Hamburg. Einem ehemaligen Sport­trainer für Kinder und Jugendliche werden der sexuelle Missbrauch sowie die sexuelle Belästigung von zwei ihm anvertrauten Schutzbefohlenen in insgesamt 31 Fällen vorgeworfen. Am Mittwoch hat sich der 38-Jährige im Amtsgericht St. Georg den Vorwürfen der Staatsanwaltschaft gestellt.

Von Oktober 2016 bis Februar 2018 soll Marcel W. (38) während eines Talentförderungsprogrammes im Turnunterricht die zwei betroffenen Mädchen im Alter von neun und 15 Jahren unsittlich im Intimbereich berührt haben. Der Angeklagte sagte aus, es habe zwei Vorfälle mit einer 15-jährigen Schülerin in einem Geräteraum der Turnhalle gegeben, wobei es vonseiten des Beschuldigten zu sexuellen Übergriffen unter der Kleidung im Intimbereich gekommen sei. Das Mädchen habe ihn sodann aufgefordert, es in Ruhe zu lassen, woraufhin Marcel W. – erschrocken über sein eigenes Verhalten – von der 15-Jährigen abgelassen habe.

Sexuelle Belästigung während der Hilfestellung bei Turnübungen

In weiteren Fällen wird Marcel W. zusätzlich die sexuelle Belästigung während der Hilfestellung bei Turnübungen vorgeworfen. In insgesamt 15 Sportkursen soll Marcel W. Kinder aller Altersgruppen betreut haben. Unter anderem erzählte eine damals Neunjährige ihrer Mutter auf deren Nachfrage von den sexuellen Übergriffen. Gestern sagte die Mutter vor Gericht als Zeugin aus.

„Ich habe von der Schule erfahren, dass es einen konkreten Vorfall im Turnunterricht gegeben haben soll, der auf Wunsch der Eltern des betroffenen Mädchens nicht weiter ausgeführt wurde“, erzählte sie dem Gericht. „Die Schulleiterin bat darum, nicht mit dem eigenen Kind über die Vorwürfe zu sprechen.“ Sie habe trotzdem ihre Tochter darauf angesprochen. Das Mädchen erzählte von wiederholten Berührungen des Trainers – und dass sie aus diesem Grund nicht mehr gern zum Training gegangen sei.
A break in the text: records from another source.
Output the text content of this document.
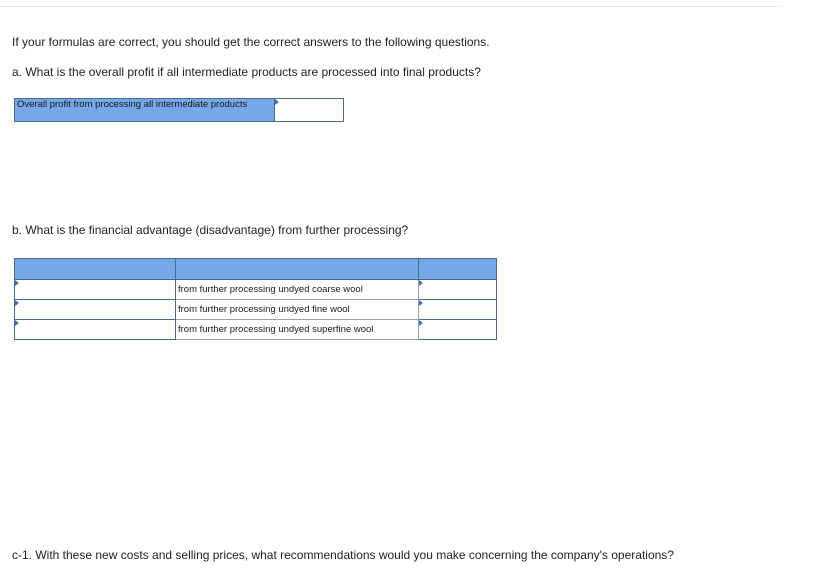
If your formulas are correct, you should get the correct answers to the following questions.
a. What is the overall profit if all intermediate products are processed into final products?
Overall profit from processing all intermediate products	
b. What is the financial advantage (disadvantage) from further processing?

	from further processing undyed coarse wool	

	from further processing undyed fine wool	

	from further processing undyed superfine wool	
c-1. With these new costs and selling prices, what recommendations would you make concerning the company's operations?
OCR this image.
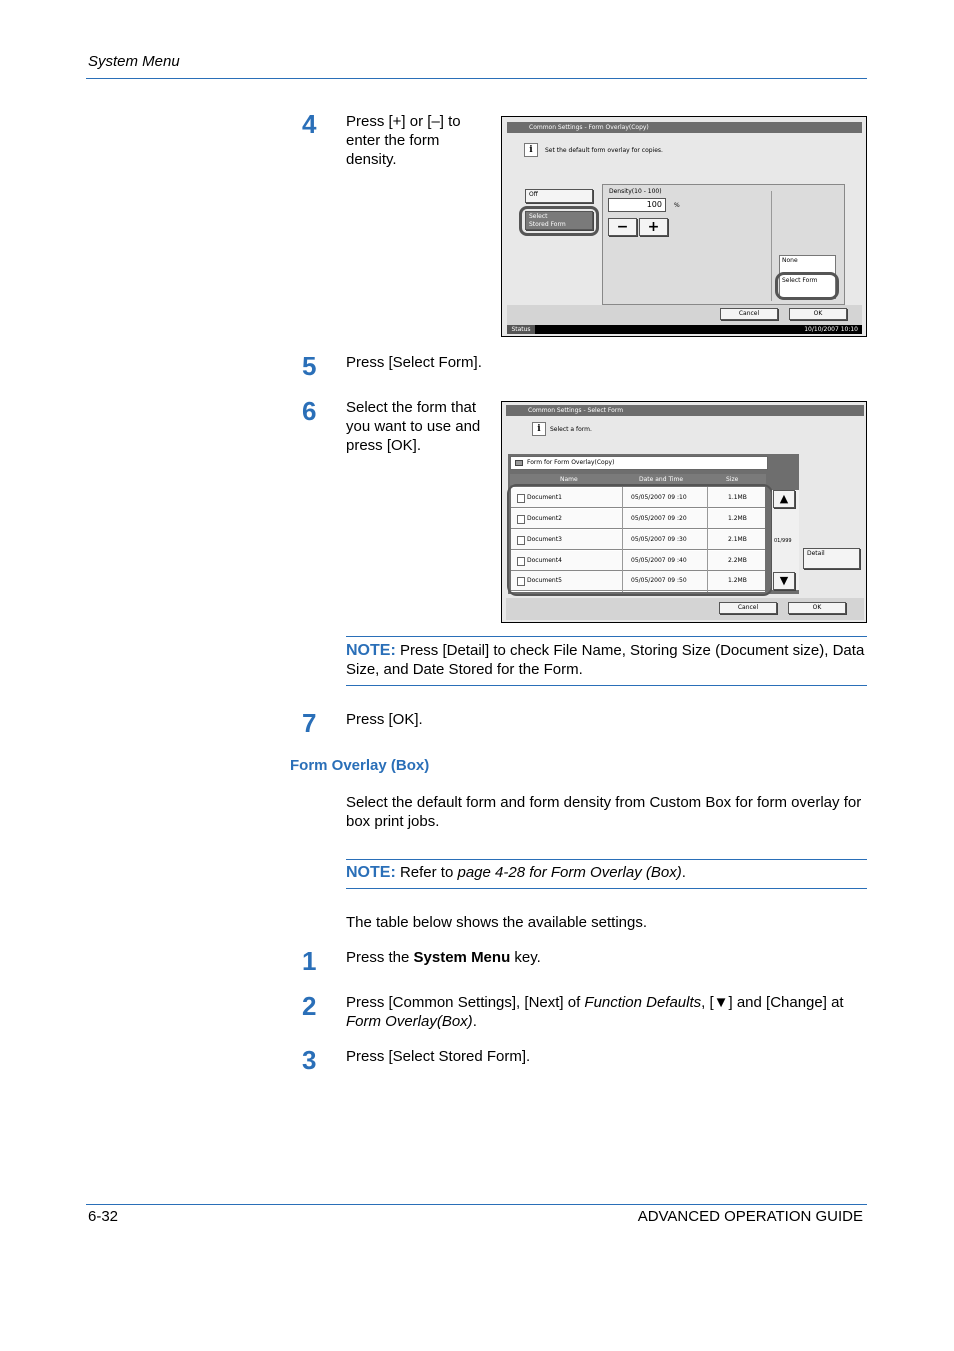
System Menu
4 Press [+] or [–] to enter the form density.
Common Settings - Form Overlay(Copy)
i	Set the default form overlay for copies.
Off
Select
Stored Form
Density(10 - 100)
100	%
−	+
None
Select Form
Cancel	OK
Status	10/10/2007 10:10
5 Press [Select Form].
6 Select the form that you want to use and press [OK].
Common Settings - Select Form
i	Select a form.
Form for Form Overlay(Copy)
Name	Date and Time	Size
Document1	05/05/2007 09 :10	1.1MB
Document2	05/05/2007 09 :20	1.2MB
Document3	05/05/2007 09 :30	2.1MB
Document4	05/05/2007 09 :40	2.2MB
Document5	05/05/2007 09 :50	1.2MB
▲
01/999
▼
Detail
Cancel	OK
NOTE: Press [Detail] to check File Name, Storing Size (Document size), Data Size, and Date Stored for the Form.
7 Press [OK].
Form Overlay (Box)
Select the default form and form density from Custom Box for form overlay for box print jobs.
NOTE: Refer to page 4-28 for Form Overlay (Box).
The table below shows the available settings.
1 Press the System Menu key.
2 Press [Common Settings], [Next] of Function Defaults, [▼] and [Change] at Form Overlay(Box).
3 Press [Select Stored Form].
6-32	ADVANCED OPERATION GUIDE
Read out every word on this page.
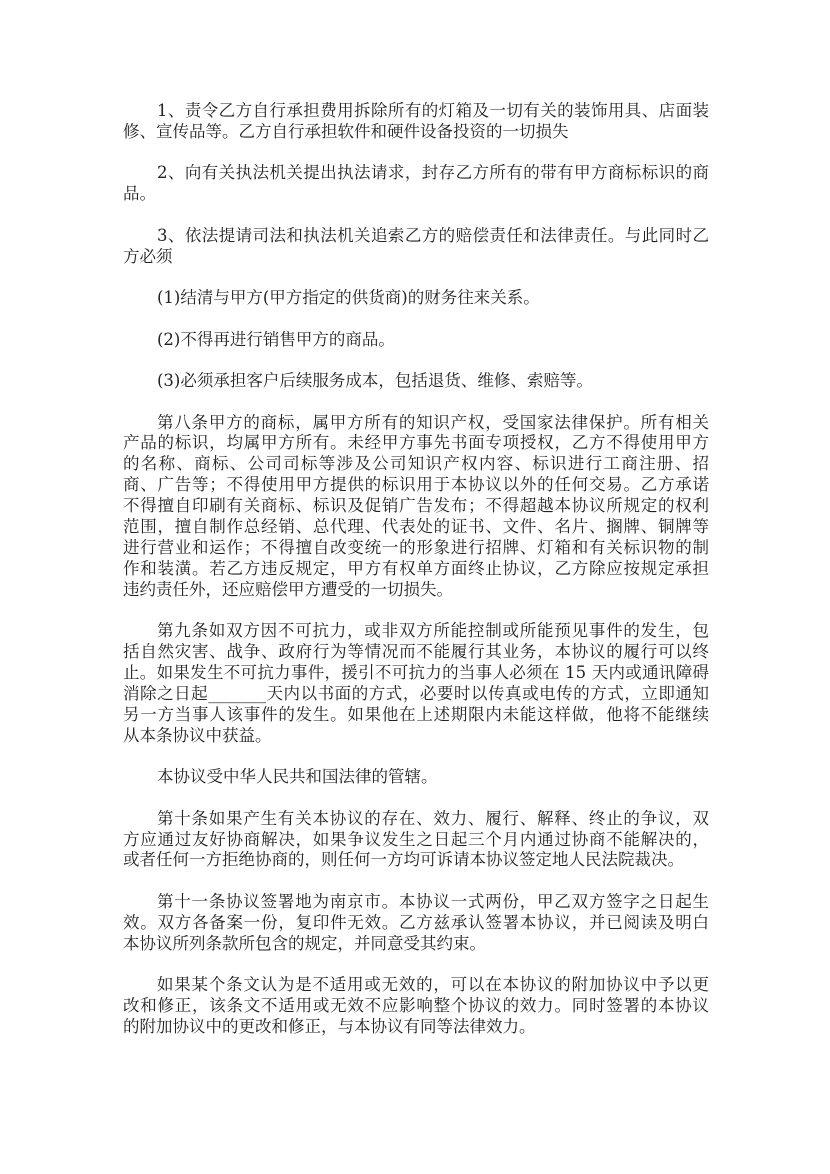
1、责令乙方自行承担费用拆除所有的灯箱及一切有关的装饰用具、店面装
修、宣传品等。乙方自行承担软件和硬件设备投资的一切损失
2、向有关执法机关提出执法请求，封存乙方所有的带有甲方商标标识的商
品。
3、依法提请司法和执法机关追索乙方的赔偿责任和法律责任。与此同时乙
方必须
(1)结清与甲方(甲方指定的供货商)的财务往来关系。
(2)不得再进行销售甲方的商品。
(3)必须承担客户后续服务成本，包括退货、维修、索赔等。
第八条甲方的商标，属甲方所有的知识产权，受国家法律保护。所有相关
产品的标识，均属甲方所有。未经甲方事先书面专项授权，乙方不得使用甲方
的名称、商标、公司司标等涉及公司知识产权内容、标识进行工商注册、招
商、广告等；不得使用甲方提供的标识用于本协议以外的任何交易。乙方承诺
不得擅自印刷有关商标、标识及促销广告发布；不得超越本协议所规定的权利
范围，擅自制作总经销、总代理、代表处的证书、文件、名片、搁牌、铜牌等
进行营业和运作；不得擅自改变统一的形象进行招牌、灯箱和有关标识物的制
作和装潢。若乙方违反规定，甲方有权单方面终止协议，乙方除应按规定承担
违约责任外，还应赔偿甲方遭受的一切损失。
第九条如双方因不可抗力，或非双方所能控制或所能预见事件的发生，包
括自然灾害、战争、政府行为等情况而不能履行其业务，本协议的履行可以终
止。如果发生不可抗力事件，援引不可抗力的当事人必须在 15 天内或通讯障碍
消除之日起_______天内以书面的方式，必要时以传真或电传的方式，立即通知
另一方当事人该事件的发生。如果他在上述期限内未能这样做，他将不能继续
从本条协议中获益。
本协议受中华人民共和国法律的管辖。
第十条如果产生有关本协议的存在、效力、履行、解释、终止的争议，双
方应通过友好协商解决，如果争议发生之日起三个月内通过协商不能解决的，
或者任何一方拒绝协商的，则任何一方均可诉请本协议签定地人民法院裁决。
第十一条协议签署地为南京市。本协议一式两份，甲乙双方签字之日起生
效。双方各备案一份，复印件无效。乙方兹承认签署本协议，并已阅读及明白
本协议所列条款所包含的规定，并同意受其约束。
如果某个条文认为是不适用或无效的，可以在本协议的附加协议中予以更
改和修正，该条文不适用或无效不应影响整个协议的效力。同时签署的本协议
的附加协议中的更改和修正，与本协议有同等法律效力。
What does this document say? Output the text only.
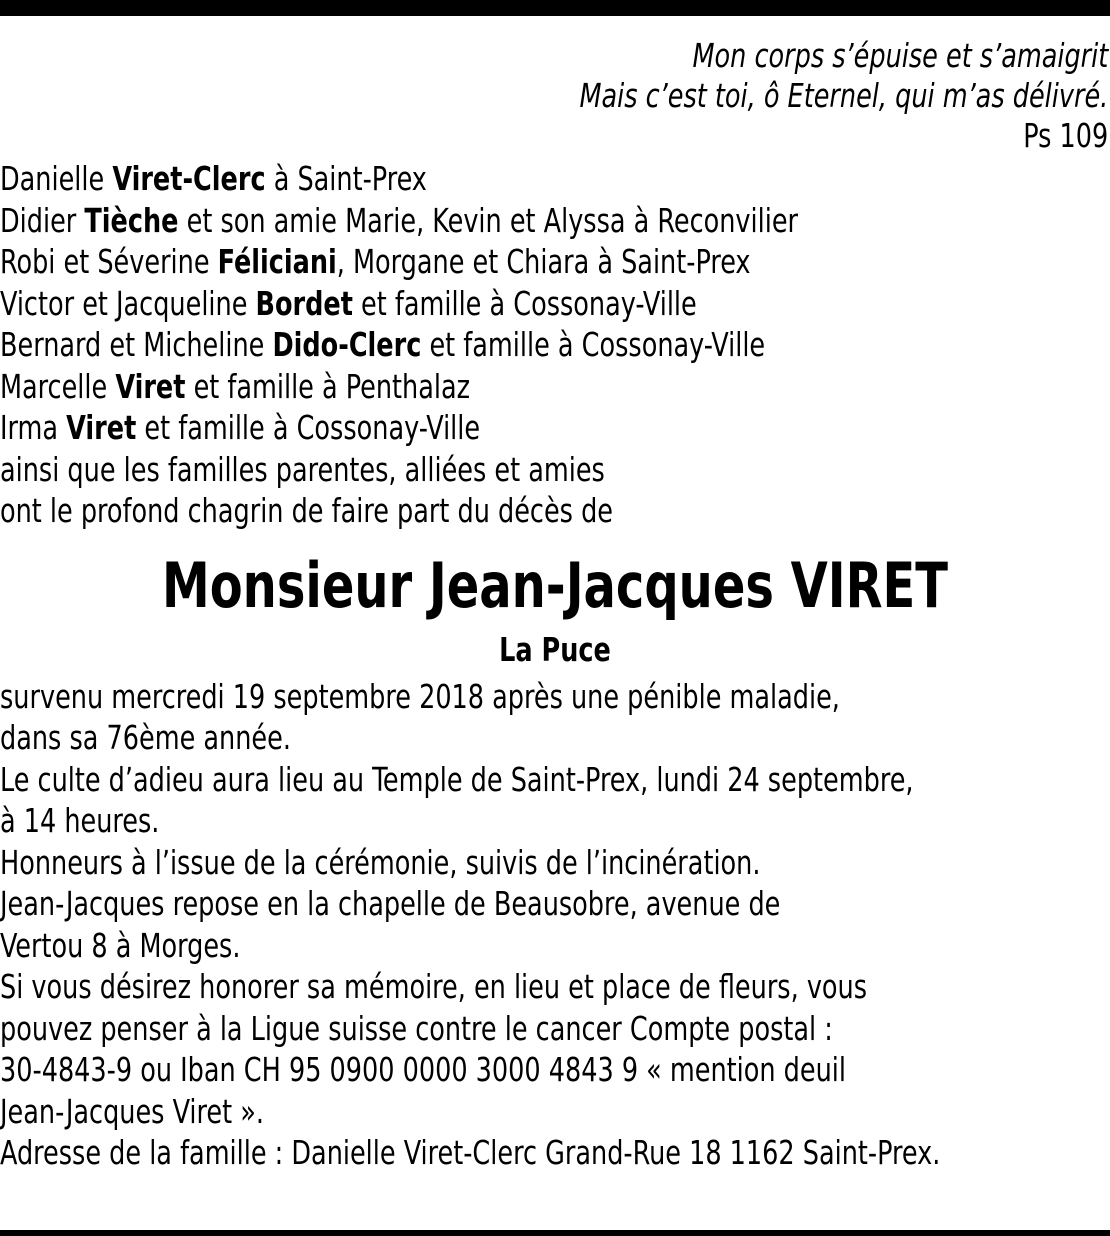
Mon corps s’épuise et s’amaigrit
Mais c’est toi, ô Eternel, qui m’as délivré.
Ps 109
Danielle Viret-Clerc à Saint-Prex
Didier Tièche et son amie Marie, Kevin et Alyssa à Reconvilier
Robi et Séverine Féliciani, Morgane et Chiara à Saint-Prex
Victor et Jacqueline Bordet et famille à Cossonay-Ville
Bernard et Micheline Dido-Clerc et famille à Cossonay-Ville
Marcelle Viret et famille à Penthalaz
Irma Viret et famille à Cossonay-Ville
ainsi que les familles parentes, alliées et amies
ont le profond chagrin de faire part du décès de
Monsieur Jean-Jacques VIRET
La Puce
survenu mercredi 19 septembre 2018 après une pénible maladie,
dans sa 76ème année.
Le culte d’adieu aura lieu au Temple de Saint-Prex, lundi 24 septembre,
à 14 heures.
Honneurs à l’issue de la cérémonie, suivis de l’incinération.
Jean-Jacques repose en la chapelle de Beausobre, avenue de
Vertou 8 à Morges.
Si vous désirez honorer sa mémoire, en lieu et place de fleurs, vous
pouvez penser à la Ligue suisse contre le cancer Compte postal :
30-4843-9 ou Iban CH 95 0900 0000 3000 4843 9 « mention deuil
Jean-Jacques Viret ».
Adresse de la famille : Danielle Viret-Clerc Grand-Rue 18 1162 Saint-Prex.
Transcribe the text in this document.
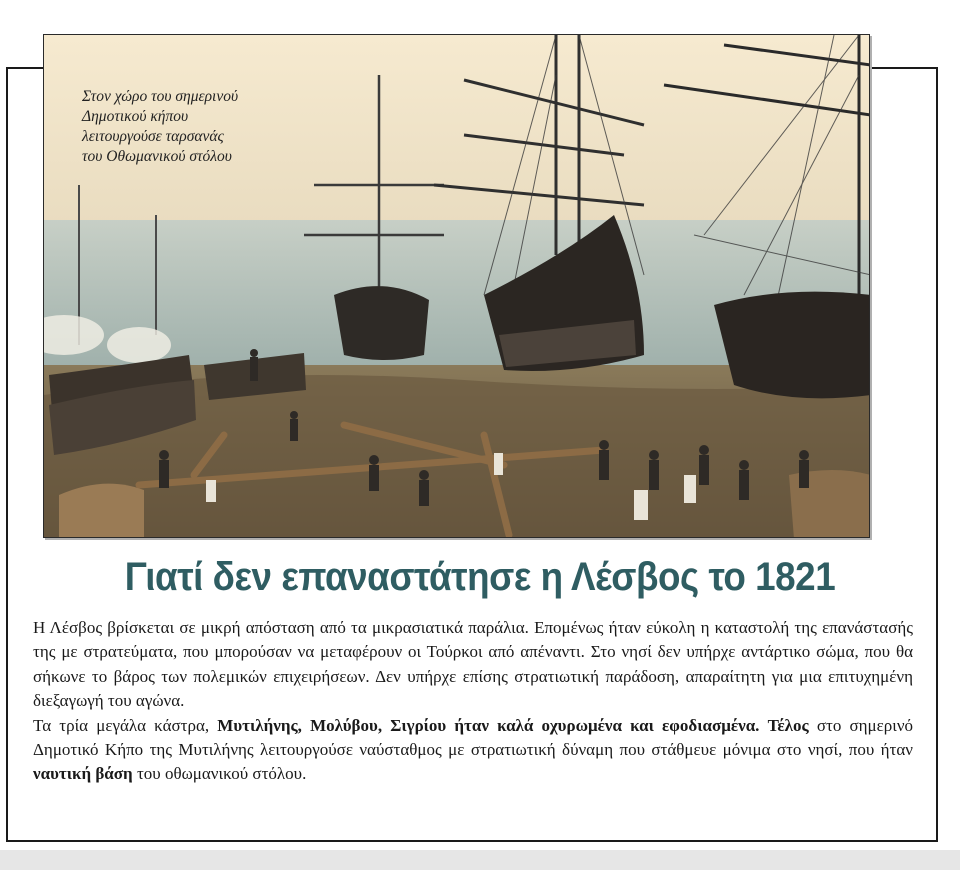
Στον χώρο του σημερινού
Δημοτικού κήπου
λειτουργούσε ταρσανάς
του Οθωμανικού στόλου
Γιατί δεν επαναστάτησε η Λέσβος το 1821

Η Λέσβος βρίσκεται σε μικρή απόσταση από τα μικρασιατικά παράλια. Επομένως ήταν εύκολη η καταστολή της επανάστασής της με στρατεύματα, που μπορούσαν να μεταφέρουν οι Τούρκοι από απέναντι. Στο νησί δεν υπήρχε αντάρτικο σώμα, που θα σήκωνε το βάρος των πολεμικών επιχειρήσεων. Δεν υπήρχε επίσης στρατιωτική παράδοση, απαραίτητη για μια επιτυχημένη διεξαγωγή του αγώνα.

Τα τρία μεγάλα κάστρα, Μυτιλήνης, Μολύβου, Σιγρίου ήταν καλά οχυρωμένα και εφοδιασμένα. Τέλος στο σημερινό Δημοτικό Κήπο της Μυτιλήνης λειτουργούσε ναύσταθμος με στρατιωτική δύναμη που στάθμευε μόνιμα στο νησί, που ήταν ναυτική βάση του οθωμανικού στόλου.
Marcel W. bestreitet allerdings, dass es sich um eine derart hohe Anzahl an Übergriffen gehandelt habe, er gab lediglich eine Tat zu, „etwa 19“ weitere Taten seien eher unbeabsichtigt und „passive Berührungen“ während des Trainings gewesen. Seit Mai 2018 befinde er sich in therapeutischer Behandlung, und er sei mittlerweile in einer anderen Branche tätig.

Ein Ermittlungsverfahren 2012 wurde eingestellt

Als Zeuge geladen war auch Andreas Wolff, Geschäftsführer der Hamburger Turnerschaft von 1816 und einst Chef von Marcel W. Er habe den Beschuldigten, den er seit Jahrzehnten kenne, umgehend aus dem Kinder- und Jugendprogramm entfernt. Wolff berichtete zudem von einem Ermittlungsverfahren gegen Marcel W. im Jahr 2012, das eingestellt worden sei. Der Angeklagte soll sich vor Mädchen entblößt haben. Dieser habe die Szene dann jedoch als „Notsituation“ während des Duschens dargestellt.

Der Angeklagte blieb am Mittwoch bei seiner Einlassung. Die polizeiliche Video-Vernehmung der beiden Mädchen nahmen die Prozessbeteiligten dann unter Ausschluss der Öffentlichkeit in Augenschein. Es seien noch mehr Details bekannt geworden als in der Anklage aufgelistet, hieß es später. Der Prozess soll am kommenden Mittwoch fortgesetzt werden. Zu diesem Termin sind die Schulleiterin, der Vater der 15-Jährigen sowie die Lehrerin, der sie sich anvertraut hatte, geladen. Vermutlich kommt es außerdem zur audiovisuellen Vernehmung der 15-jährigen Schülerin.

Hamburger Sportbund gibt Statement zu den Vorgängen ab

In einer Stellungnahme gab der Hamburger Sportbund (HSB) ein Statement dazu ab. So sei der HSB im Februar 2018 von der Grundschule über einen Vorfall informiert worden. Am gleichen Tag sei Kontakt zum Verein Hamburger Turnerschaft von 1816 (HT16) aufgenommen worden, der als Kooperationspartner des HSB Talentprogramms vertraglich den Trainer an dieser Schule eingesetzt habe. Zwischen Verein und HSB sei als erster Schritt vereinbart worden, dass der betreffende Trainer mit sofortiger Wirkung nicht mehr in den Trainingsgruppen des Talentprogramms eingesetzt werde.

Der HSB betont, dass er der Schule und dem Verein als Kooperationspartner umfassende Zusammenarbeit zugesagt hat. "Die PSG-Beauftrage der Hamburger Sportjugend (HSJ) und die Opferschutzorganisation Zündfunke e.V. haben sich unmittelbar mit Schule, Verein und HSB zusammengesetzt, das weitere Vorgehen besprochen und Maßnahmen eingeleitet", heißt es in der Mitteilung. Das Training in der entsprechenden Gruppe sei in Absprache mit Schule und Verein auf unbestimmte Zeit gänzlich ausgesetzt und im Anschluss durch eine neue Trainerin betreut worden.